As a response to Covid-19 in Newcastle, around 1,500 residents offered to volunteer through the City Lifeline programme, and 750,000 people initially registered to become NHS Volunteer Responders. In both instances, only around 20-30% of volunteer offers have been taken up. The NHS has quickly realised that the micro-tasks of shopping or collecting medicines, rather than staffing specific shifts, are more attractive and engaging to volunteers.
There are new ideas emerging: a volunteer app called onHand is going to be trialled in Newcastle soon. This will involve local, vetted volunteers being matched to people that need help.
One of the key concerns throughout Covid-19 has been the issue of isolated people – not just older people but people in mental distress, people who can’t or are too frightened to go outside, and often those caring for others. GP practices know there has been minimal contact from many of their former, regular patients.
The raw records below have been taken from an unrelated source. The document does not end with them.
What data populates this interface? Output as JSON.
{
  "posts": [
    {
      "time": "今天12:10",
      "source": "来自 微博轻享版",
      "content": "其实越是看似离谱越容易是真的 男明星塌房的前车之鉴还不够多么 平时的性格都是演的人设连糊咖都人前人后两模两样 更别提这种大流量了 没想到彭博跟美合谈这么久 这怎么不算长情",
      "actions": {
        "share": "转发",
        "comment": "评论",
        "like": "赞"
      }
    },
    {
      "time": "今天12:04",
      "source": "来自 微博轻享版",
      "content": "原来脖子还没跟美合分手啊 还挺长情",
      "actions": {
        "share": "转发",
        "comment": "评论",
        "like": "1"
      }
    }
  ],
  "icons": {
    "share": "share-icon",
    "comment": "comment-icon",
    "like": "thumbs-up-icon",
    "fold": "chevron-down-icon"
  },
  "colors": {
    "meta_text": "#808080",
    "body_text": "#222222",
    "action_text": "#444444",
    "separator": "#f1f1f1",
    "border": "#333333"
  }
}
Mutual Aid groups have been a significant feature of our response to Covid-19, particularly in relation to shielding and poverty: they showed how communities could respond. But they also offer a challenge to current, more formalised systems. However they should never be seen as a substitute for properly funded services or a way of plugging the gaps left by austerity programmes.
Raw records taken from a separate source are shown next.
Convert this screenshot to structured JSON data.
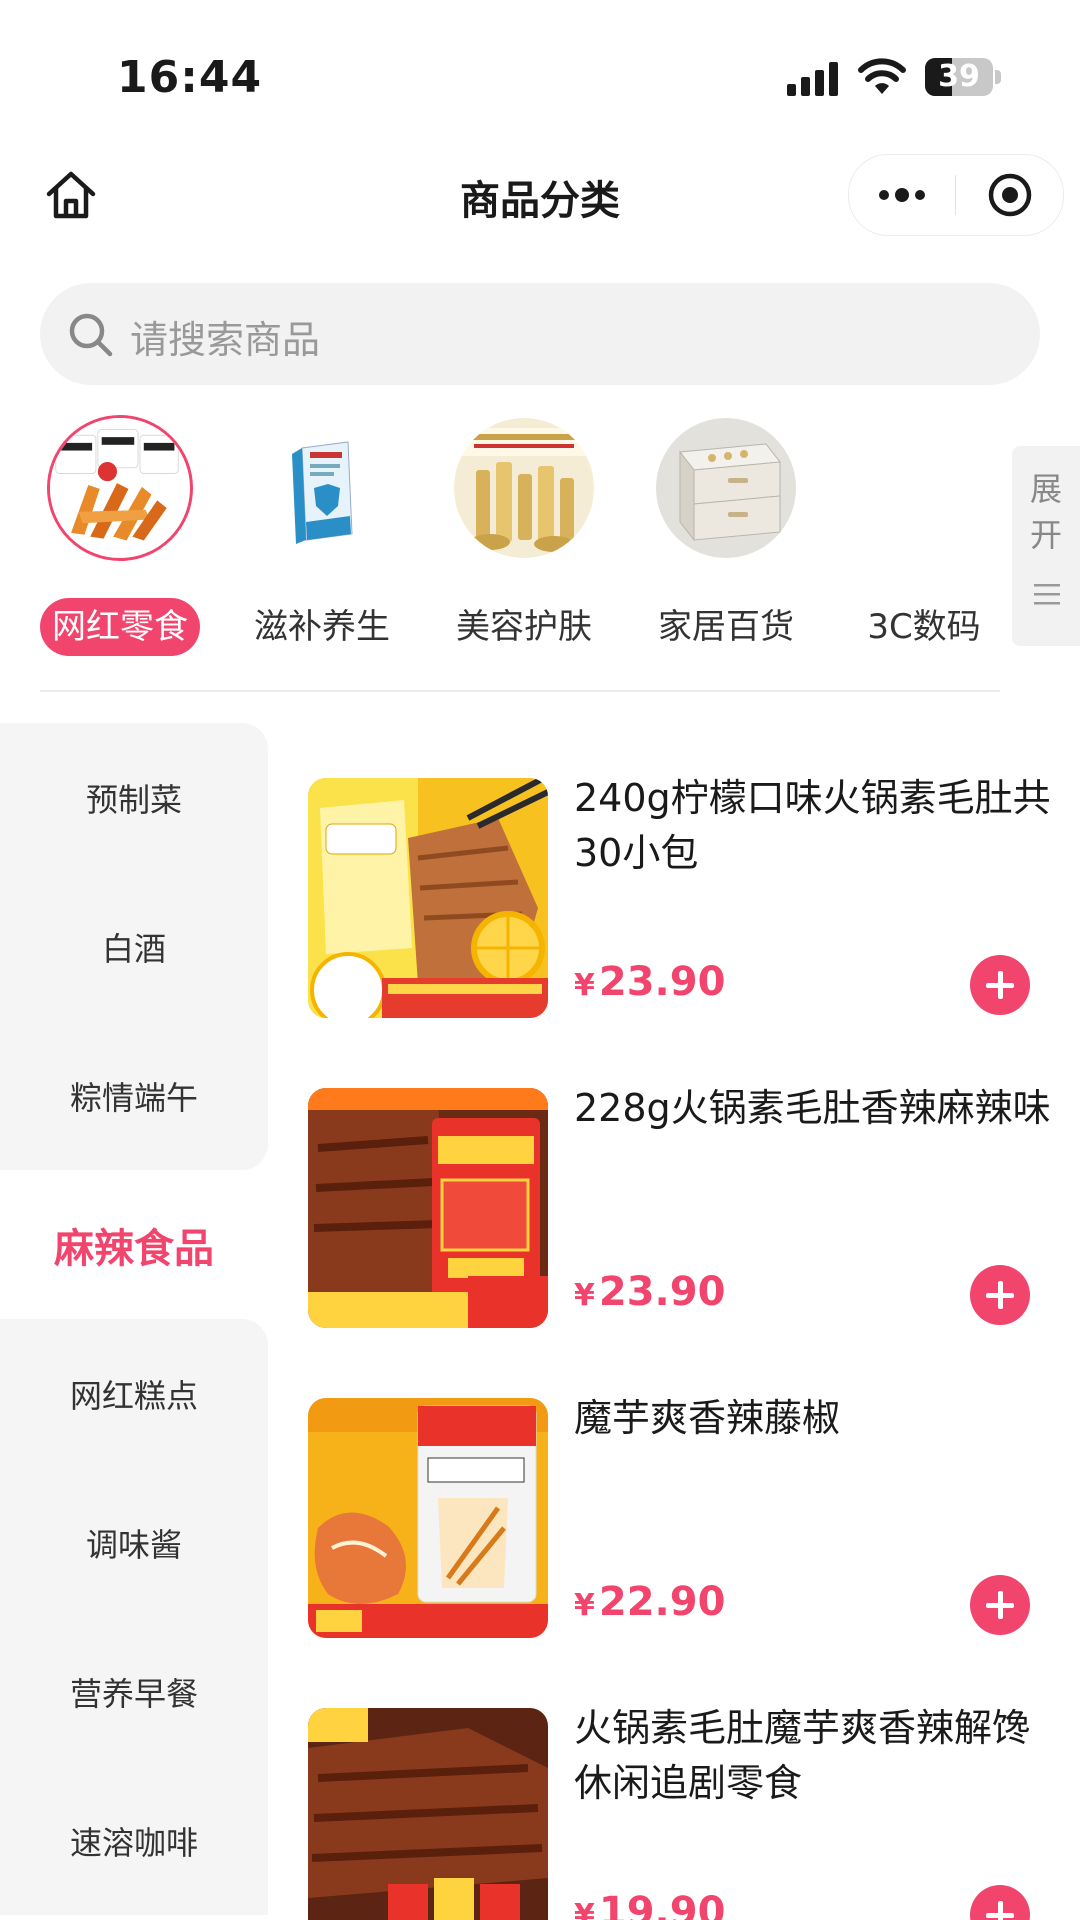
{
  "status_bar": {
    "time": "16:44",
    "battery": "39",
    "battery_level": 0.39
  },
  "nav": {
    "title": "商品分类"
  },
  "search": {
    "placeholder": "请搜索商品"
  },
  "categories": [
    {
      "label": "网红零食",
      "active": true
    },
    {
      "label": "滋补养生",
      "active": false
    },
    {
      "label": "美容护肤",
      "active": false
    },
    {
      "label": "家居百货",
      "active": false
    },
    {
      "label": "3C数码",
      "active": false
    }
  ],
  "expand": {
    "label_line1": "展",
    "label_line2": "开"
  },
  "sidebar": {
    "items": [
      {
        "label": "预制菜"
      },
      {
        "label": "白酒"
      },
      {
        "label": "粽情端午"
      },
      {
        "label": "麻辣食品",
        "active": true
      },
      {
        "label": "网红糕点"
      },
      {
        "label": "调味酱"
      },
      {
        "label": "营养早餐"
      },
      {
        "label": "速溶咖啡"
      }
    ]
  },
  "products": [
    {
      "title": "240g柠檬口味火锅素毛肚共30小包",
      "currency": "¥",
      "price": "23.90"
    },
    {
      "title": "228g火锅素毛肚香辣麻辣味",
      "currency": "¥",
      "price": "23.90"
    },
    {
      "title": "魔芋爽香辣藤椒",
      "currency": "¥",
      "price": "22.90"
    },
    {
      "title": "火锅素毛肚魔芋爽香辣解馋休闲追剧零食",
      "currency": "¥",
      "price": "19.90"
    }
  ],
  "colors": {
    "accent": "#f2456e",
    "sidebar_bg": "#f5f5f5",
    "search_bg": "#f2f2f2"
  }
}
Their beauty and complexity lies in their size and being hyper-local. They cannot be ‘scaled-up’ to fit neatly into government boundaries and programmes. They are classically bottom-up, facilitated by dedicated volunteers.

As furlough comes to an end, and in some instances turns sadly into unemployment, how can we capture and harness the goodwill of people to keep on doing good? Will more flexible working and working from home give working-aged people more time to volunteer? There are calls for a shorter working week and the introduction of a universal basic income, but no evidence that the current Cabinet is listening to these.
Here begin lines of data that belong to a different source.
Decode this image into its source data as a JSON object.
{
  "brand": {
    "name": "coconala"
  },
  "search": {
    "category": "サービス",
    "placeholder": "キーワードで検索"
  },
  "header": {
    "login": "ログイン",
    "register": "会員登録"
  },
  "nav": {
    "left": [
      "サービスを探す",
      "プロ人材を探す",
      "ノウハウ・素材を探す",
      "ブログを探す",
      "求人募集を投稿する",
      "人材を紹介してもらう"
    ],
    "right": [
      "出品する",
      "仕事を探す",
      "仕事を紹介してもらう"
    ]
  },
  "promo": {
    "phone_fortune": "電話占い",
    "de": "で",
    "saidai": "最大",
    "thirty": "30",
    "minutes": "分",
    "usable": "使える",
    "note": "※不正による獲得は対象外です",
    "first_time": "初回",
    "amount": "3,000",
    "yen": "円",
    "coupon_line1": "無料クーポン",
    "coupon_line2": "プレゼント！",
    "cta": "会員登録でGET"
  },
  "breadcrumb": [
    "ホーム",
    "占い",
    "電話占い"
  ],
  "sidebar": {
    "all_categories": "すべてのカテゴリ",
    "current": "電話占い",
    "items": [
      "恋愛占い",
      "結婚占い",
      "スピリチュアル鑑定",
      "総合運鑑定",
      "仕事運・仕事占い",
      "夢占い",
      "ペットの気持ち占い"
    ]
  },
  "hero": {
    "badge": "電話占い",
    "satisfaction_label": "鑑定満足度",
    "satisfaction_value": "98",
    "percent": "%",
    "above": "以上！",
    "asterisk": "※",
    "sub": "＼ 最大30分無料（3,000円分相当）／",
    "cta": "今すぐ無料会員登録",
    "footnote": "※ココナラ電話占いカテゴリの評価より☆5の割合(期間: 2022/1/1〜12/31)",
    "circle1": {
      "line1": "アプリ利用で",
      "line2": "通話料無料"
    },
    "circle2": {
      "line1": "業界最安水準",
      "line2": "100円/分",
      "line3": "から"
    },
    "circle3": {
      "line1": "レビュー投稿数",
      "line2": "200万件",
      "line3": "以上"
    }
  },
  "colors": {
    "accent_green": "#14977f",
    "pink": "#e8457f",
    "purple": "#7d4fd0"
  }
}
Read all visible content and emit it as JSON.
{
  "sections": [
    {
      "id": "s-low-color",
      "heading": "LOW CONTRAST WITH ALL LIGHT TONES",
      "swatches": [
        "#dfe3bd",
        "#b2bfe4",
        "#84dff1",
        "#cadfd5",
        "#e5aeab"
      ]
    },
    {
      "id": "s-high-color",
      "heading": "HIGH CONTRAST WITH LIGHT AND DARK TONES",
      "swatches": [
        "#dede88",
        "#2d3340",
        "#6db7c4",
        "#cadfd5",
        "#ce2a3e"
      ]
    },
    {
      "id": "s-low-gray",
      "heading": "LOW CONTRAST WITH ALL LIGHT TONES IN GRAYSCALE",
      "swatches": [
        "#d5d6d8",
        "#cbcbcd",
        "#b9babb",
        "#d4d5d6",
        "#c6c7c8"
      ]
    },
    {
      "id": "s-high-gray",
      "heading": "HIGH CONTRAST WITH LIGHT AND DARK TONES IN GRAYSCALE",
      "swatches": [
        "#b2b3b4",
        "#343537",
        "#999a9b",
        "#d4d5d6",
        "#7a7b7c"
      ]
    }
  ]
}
How to attract people to this cause? Maybe volunteering is the wrong word, but being neighbourly doesn’t attract people either. People don’t usually say they want to volunteer, they say they want to help.
‘Being kind’ sounds old-fashioned, but the last few months have shown everyday kindness is important. There has been a realisation that our neighbourhoods and communities matter, that identity and place are important, and that we want to contribute to make society better. We can’t and won’t now simply press the reset button and forget all that.